Clinicians have used procalcitonin (PCT) (biomarker to differentiate bacterial from non-bacterial sepsis) to guide use of antibiotics in patients. As the data for utility of PCT to discontinue antibiotics in an antimicrobial stewardship program (ASP) are lacking, we aim to describe the outcomes of patients in whom PCT was used to discontinue antibiotics under our ASP. An antimicrobial stewardship (AS) team intervened to discontinue antibiotics in patients with persistent fever or leucocytosis, source of sepsis unknown or negative bacteriological cultures, who had completed an adequate course of antibiotic therapy and had a PCT of <0.5 μg/L. Main outcomes evaluated were 14-day re-infection, 30-day mortality and readmission. Antibiotic therapy was discontinued in 42 patients in 1 year. Unknown source of sepsis was found in 38% of the patients (including possible malignant fever) and culture-negative pneumonia was found in 21%. Two patients died of advanced cancer. One patient decided for comfort care and died one week later. One patient died due to a second episode of pneumonia 37 days after first PCT test. Six patients were readmitted within 30 days due to non-infectious causes. Three patients were readmitted due to culture-negative pneumonia. None had a 14-day re-infection. PCT used to discontinue antibiotics under our ASP did not compromise patients' outcome.

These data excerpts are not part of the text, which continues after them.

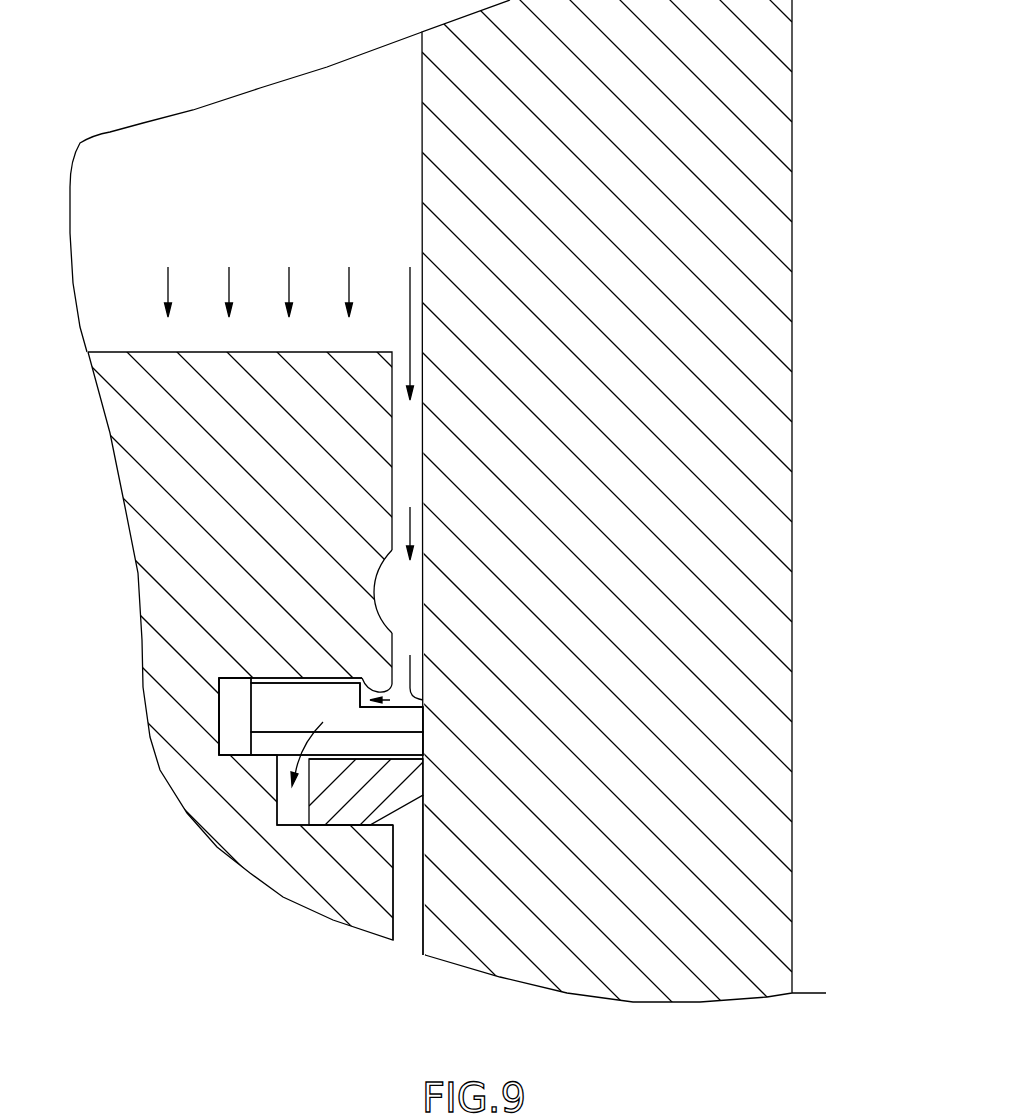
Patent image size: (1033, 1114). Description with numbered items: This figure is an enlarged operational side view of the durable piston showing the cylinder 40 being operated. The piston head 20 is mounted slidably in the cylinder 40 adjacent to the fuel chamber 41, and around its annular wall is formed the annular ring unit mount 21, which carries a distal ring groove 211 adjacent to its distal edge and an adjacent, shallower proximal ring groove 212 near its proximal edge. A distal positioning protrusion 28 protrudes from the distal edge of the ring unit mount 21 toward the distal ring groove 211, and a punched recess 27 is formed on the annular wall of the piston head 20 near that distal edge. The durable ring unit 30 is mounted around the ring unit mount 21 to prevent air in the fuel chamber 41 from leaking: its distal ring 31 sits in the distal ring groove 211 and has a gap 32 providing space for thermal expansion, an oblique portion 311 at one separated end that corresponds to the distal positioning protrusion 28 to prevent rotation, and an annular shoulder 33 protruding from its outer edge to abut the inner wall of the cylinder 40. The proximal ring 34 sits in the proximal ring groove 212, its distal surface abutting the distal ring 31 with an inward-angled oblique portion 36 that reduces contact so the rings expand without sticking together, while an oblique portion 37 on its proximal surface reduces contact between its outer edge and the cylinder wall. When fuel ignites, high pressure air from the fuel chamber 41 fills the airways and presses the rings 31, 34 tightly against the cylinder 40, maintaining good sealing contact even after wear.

The piston head 20 is at (141, 460).
The ring unit mount 21 is at (272, 680).
The recess 27 is at (383, 565).
The distal positioning protrusion 28 is at (367, 688).
The distal ring groove 211 is at (232, 734).
The proximal ring groove 212 is at (292, 812).
The durable ring unit 30 is at (433, 719).
The distal ring 31 is at (424, 744).
The gap 32 is at (407, 738).
The shoulder 33 is at (422, 688).
The proximal ring 34 is at (412, 786).
The oblique portion of the distal surface of the proximal ring 36 is at (333, 764).
The oblique portion of the proximal surface of the proximal ring 37 is at (405, 797).
The cylinder 40 is at (752, 545).
The fuel chamber 41 is at (289, 98).
The oblique portion 311 is at (260, 702).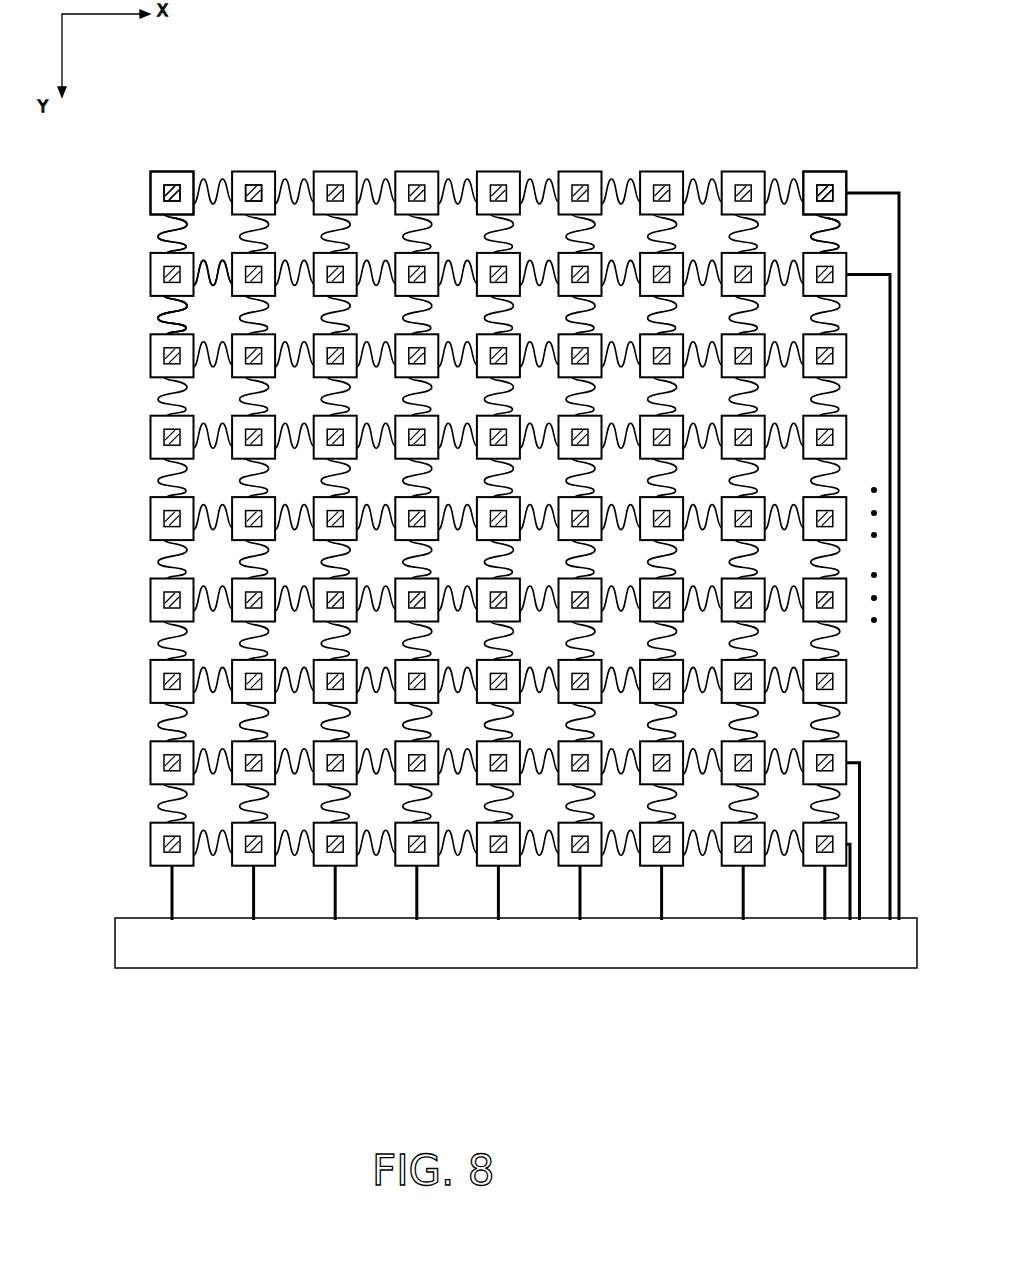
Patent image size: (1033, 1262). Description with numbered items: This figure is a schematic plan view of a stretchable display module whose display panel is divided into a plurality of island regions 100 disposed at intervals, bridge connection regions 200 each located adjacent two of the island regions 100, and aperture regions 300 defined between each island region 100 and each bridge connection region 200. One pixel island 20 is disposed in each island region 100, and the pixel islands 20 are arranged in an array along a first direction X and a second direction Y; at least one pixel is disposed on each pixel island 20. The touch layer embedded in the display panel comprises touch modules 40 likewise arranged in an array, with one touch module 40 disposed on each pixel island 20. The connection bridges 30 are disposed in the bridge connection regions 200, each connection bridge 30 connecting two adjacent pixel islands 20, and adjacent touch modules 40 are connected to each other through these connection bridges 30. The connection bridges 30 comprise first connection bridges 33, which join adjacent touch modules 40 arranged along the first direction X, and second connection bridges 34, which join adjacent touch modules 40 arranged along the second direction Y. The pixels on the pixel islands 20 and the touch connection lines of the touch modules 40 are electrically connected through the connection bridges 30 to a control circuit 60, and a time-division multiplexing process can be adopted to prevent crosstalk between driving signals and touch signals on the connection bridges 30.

The pixel island 20 is at (168, 177).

临床医生一直使用降钙素原 (PCT)(一种鉴别细菌性和非细菌性败血症的生物标志物)来指导患者使用抗生素。由于缺乏 PCT 在抗菌药物管理计划 (ASP) 中用于停用抗生素的实用性数据,我们旨在描述在我们的 ASP 下使用 PCT 停用抗生素的患者的结局。抗菌药物管理 (AS) 团队会干预那些持续发热或白细胞增多、败血症的来源不明或阴性细菌培养、已完成适当疗程抗生素治疗且 PCT<0.5μg/L 的患者停用抗生素。评估的主要结局是 14 天内再感染、30 天死亡率和再入院。在 1 年内,42 名患者停用了抗生素。38%的患者败血症来源不明(包括可能的恶性发热),21%的患者为培养阴性肺炎。两名患者死于晚期癌症。一名患者因舒适护理而决定,并在一周后死亡。一名患者在首次 PCT 检测后 37 天因第二次肺炎发作而死亡。6 名患者在 30 天内因非传染性原因再次入院。3 名患者因培养阴性肺炎再次入院。均未发生 14 天内再感染。在我们的 ASP 下,使用 PCT 停用抗生素并未影响患者的结局。